Today’s Consumer Protection, Technology and Utilities Committee hearing will be focused on Act 12, which allowed inflated water utility purchase prices and opened the floodgates of water and sewer utility privatizations in the commonwealth. Water and sewer bills have increased dramatically as large corporations have acquired dozens of water and sewer systems. Just last month, Pennsylvania American Water proposed another steep rate hike for local residents and businesses. 

Recognizing the harm caused by Act 12, Committee Chair Rep. Rob Matzie, joined by six colleagues, has introduced a package of four bills to reform this legislation. The bill package would make modest tweaks to the process: allowing a longer time for regulatory review, capping the predatory price inflation at 125 percent of the system book value for non-distressed systems, requiring the acquisition costs to be spread over three rate cases, and requiring a public bidding process and at least two public hearings. 

“These bills only allow our legislators to put the real issues with Act 12 on the back burner,” said Peter Mrozinski of Keep Water Affordable.

“It should not fall on the community members of Pennsylvania to continuously invest time, energy and money to fight these takeovers of our public water and sewers systems for corporate gain,” said Ginny Marcille-Kerslake, Pennsylvania Organizer with Food & Water Watch. “We need our state legislators to do their job to protect their constituents from predatory pricing by passing legislation already introduced to fully repeal Act 12.”

Advocates say a full repeal of Act 12 is necessary to prevent additional harm, and point to legislation from Sen. Kane (SB 866 et al.), Rep. John Lawrence (HB 627 et al.), Rep. Christina Sappey (HB 1205), and pending legislation from Rep. Liz Hanbidge as the right solution. 

“Not providing legal clarity is an abdication of duty from the legislature,” said Kofi Osei, founder of Towamencin Neighbors Opposing Privatization Efforts (NOPE). “Act 12 of 2016 was written poorly enough to be taken to the Pennsylvania Supreme Court. It should be repealed.”

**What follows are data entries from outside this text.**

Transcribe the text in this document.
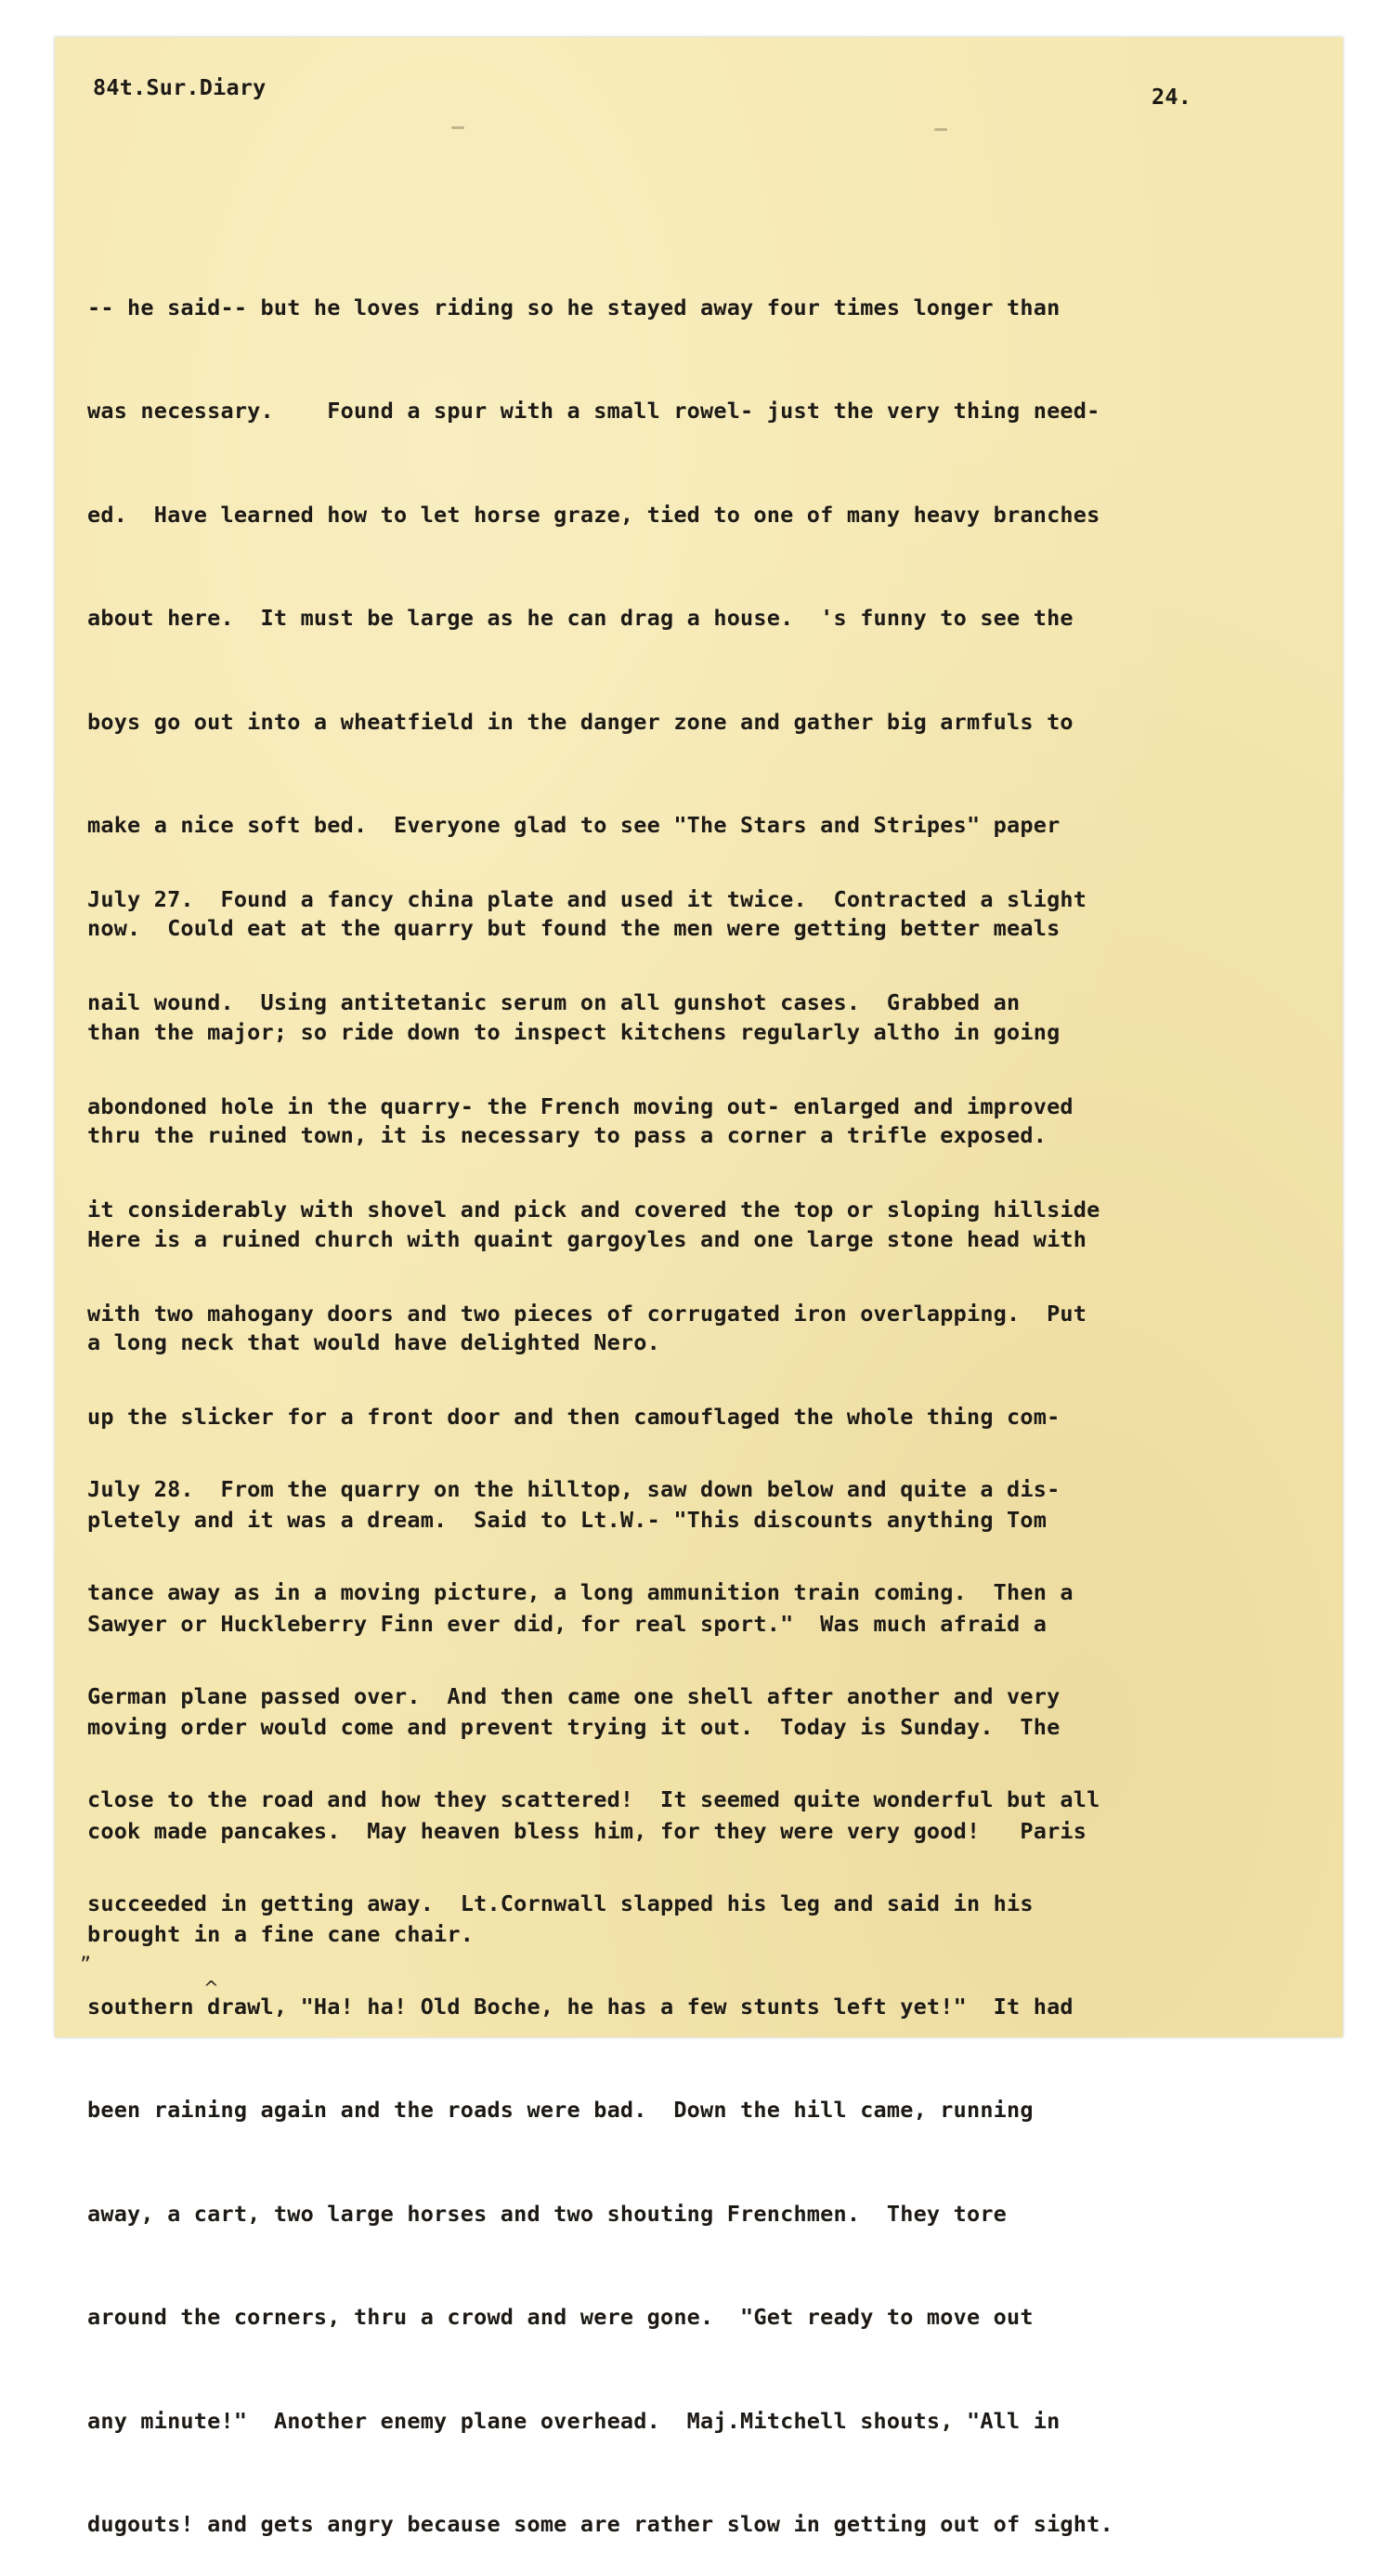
84t.Sur.Diary	24.

-- he said-- but he loves riding so he stayed away four times longer than

was necessary.    Found a spur with a small rowel- just the very thing need-

ed.  Have learned how to let horse graze, tied to one of many heavy branches

about here.  It must be large as he can drag a house.  's funny to see the

boys go out into a wheatfield in the danger zone and gather big armfuls to

make a nice soft bed.  Everyone glad to see "The Stars and Stripes" paper

now.  Could eat at the quarry but found the men were getting better meals

than the major; so ride down to inspect kitchens regularly altho in going

thru the ruined town, it is necessary to pass a corner a trifle exposed.

Here is a ruined church with quaint gargoyles and one large stone head with

a long neck that would have delighted Nero.

July 27.  Found a fancy china plate and used it twice.  Contracted a slight

nail wound.  Using antitetanic serum on all gunshot cases.  Grabbed an

abondoned hole in the quarry- the French moving out- enlarged and improved

it considerably with shovel and pick and covered the top or sloping hillside

with two mahogany doors and two pieces of corrugated iron overlapping.  Put

up the slicker for a front door and then camouflaged the whole thing com-

pletely and it was a dream.  Said to Lt.W.- "This discounts anything Tom

Sawyer or Huckleberry Finn ever did, for real sport."  Was much afraid a

moving order would come and prevent trying it out.  Today is Sunday.  The

cook made pancakes.  May heaven bless him, for they were very good!   Paris

brought in a fine cane chair.

July 28.  From the quarry on the hilltop, saw down below and quite a dis-

tance away as in a moving picture, a long ammunition train coming.  Then a

German plane passed over.  And then came one shell after another and very

close to the road and how they scattered!  It seemed quite wonderful but all

succeeded in getting away.  Lt.Cornwall slapped his leg and said in his

southern drawl, "Ha! ha! Old Boche, he has a few stunts left yet!"  It had

been raining again and the roads were bad.  Down the hill came, running

away, a cart, two large horses and two shouting Frenchmen.  They tore

around the corners, thru a crowd and were gone.  "Get ready to move out

any minute!"  Another enemy plane overhead.  Maj.Mitchell shouts, "All in

dugouts! and gets angry because some are rather slow in getting out of sight.

”
^
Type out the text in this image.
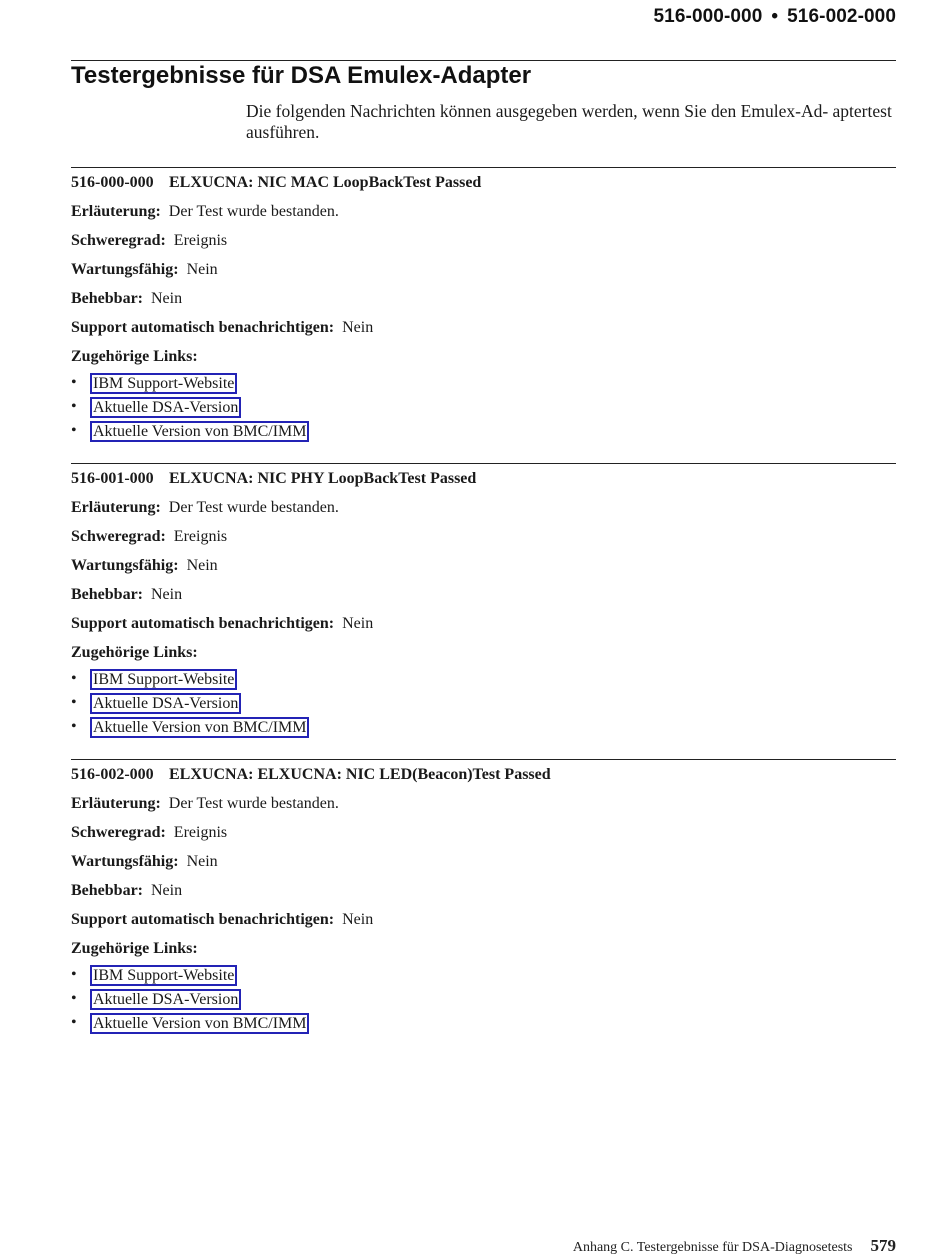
516-000-000 • 516-002-000
Testergebnisse für DSA Emulex-Adapter

Die folgenden Nachrichten können ausgegeben werden, wenn Sie den Emulex-Ad- aptertest ausführen.

516-000-000 ELXUCNA: NIC MAC LoopBackTest Passed
Erläuterung: Der Test wurde bestanden.
Schweregrad: Ereignis
Wartungsfähig: Nein
Behebbar: Nein
Support automatisch benachrichtigen: Nein
Zugehörige Links:
•	IBM Support-Website
•	Aktuelle DSA-Version
•	Aktuelle Version von BMC/IMM
516-001-000 ELXUCNA: NIC PHY LoopBackTest Passed
Erläuterung: Der Test wurde bestanden.
Schweregrad: Ereignis
Wartungsfähig: Nein
Behebbar: Nein
Support automatisch benachrichtigen: Nein
Zugehörige Links:
•	IBM Support-Website
•	Aktuelle DSA-Version
•	Aktuelle Version von BMC/IMM
516-002-000 ELXUCNA: ELXUCNA: NIC LED(Beacon)Test Passed
Erläuterung: Der Test wurde bestanden.
Schweregrad: Ereignis
Wartungsfähig: Nein
Behebbar: Nein
Support automatisch benachrichtigen: Nein
Zugehörige Links:
•	IBM Support-Website
•	Aktuelle DSA-Version
•	Aktuelle Version von BMC/IMM
Anhang C. Testergebnisse für DSA-Diagnosetests 579
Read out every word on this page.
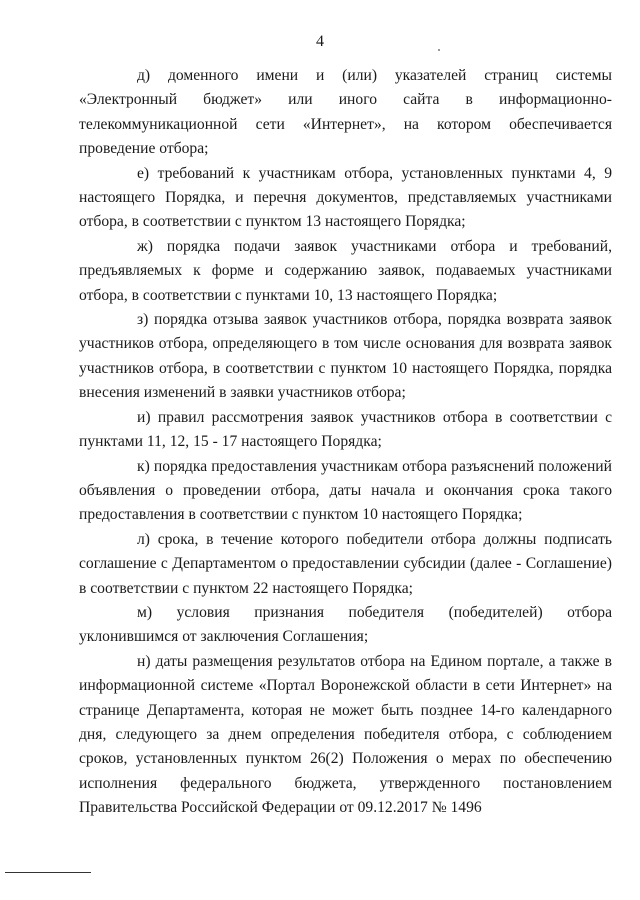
4

д) доменного имени и (или) указателей страниц системы «Электронный бюджет» или иного сайта в информационно-телекоммуникационной сети «Интернет», на котором обеспечивается проведение отбора;

е) требований к участникам отбора, установленных пунктами 4, 9 настоящего Порядка, и перечня документов, представляемых участниками отбора, в соответствии с пунктом 13 настоящего Порядка;

ж) порядка подачи заявок участниками отбора и требований, предъявляемых к форме и содержанию заявок, подаваемых участниками отбора, в соответствии с пунктами 10, 13 настоящего Порядка;

з) порядка отзыва заявок участников отбора, порядка возврата заявок участников отбора, определяющего в том числе основания для возврата заявок участников отбора, в соответствии с пунктом 10 настоящего Порядка, порядка внесения изменений в заявки участников отбора;

и) правил рассмотрения заявок участников отбора в соответствии с пунктами 11, 12, 15 - 17 настоящего Порядка;

к) порядка предоставления участникам отбора разъяснений положений объявления о проведении отбора, даты начала и окончания срока такого предоставления в соответствии с пунктом 10 настоящего Порядка;

л) срока, в течение которого победители отбора должны подписать соглашение с Департаментом о предоставлении субсидии (далее - Соглашение) в соответствии с пунктом 22 настоящего Порядка;

м) условия признания победителя (победителей) отбора уклонившимся от заключения Соглашения;

н) даты размещения результатов отбора на Едином портале, а также в информационной системе «Портал Воронежской области в сети Интернет» на странице Департамента, которая не может быть позднее 14-го календарного дня, следующего за днем определения победителя отбора, с соблюдением сроков, установленных пунктом 26(2) Положения о мерах по обеспечению исполнения федерального бюджета, утвержденного постановлением Правительства Российской Федерации от 09.12.2017 № 1496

“We, the ratepayers – the voters — are tired of Big Water dominating any legislation involving Act 12. We want to see stronger legislation to protect the ratepayer,” said Margo Ewing Woodacre of Keep Water Affordable

“It appears that the Committee is not considering six other bills on the same subject. Most of them have better ratepayer protections,” said Bill Ferguson of Keep Water Affordable. “The Committee should be considering the whole issue and all the alternatives. This smacks of partisanship. Ratepayers need better protection from Big Water’s appetite to grow their profits — it should be a non-partisan issue.”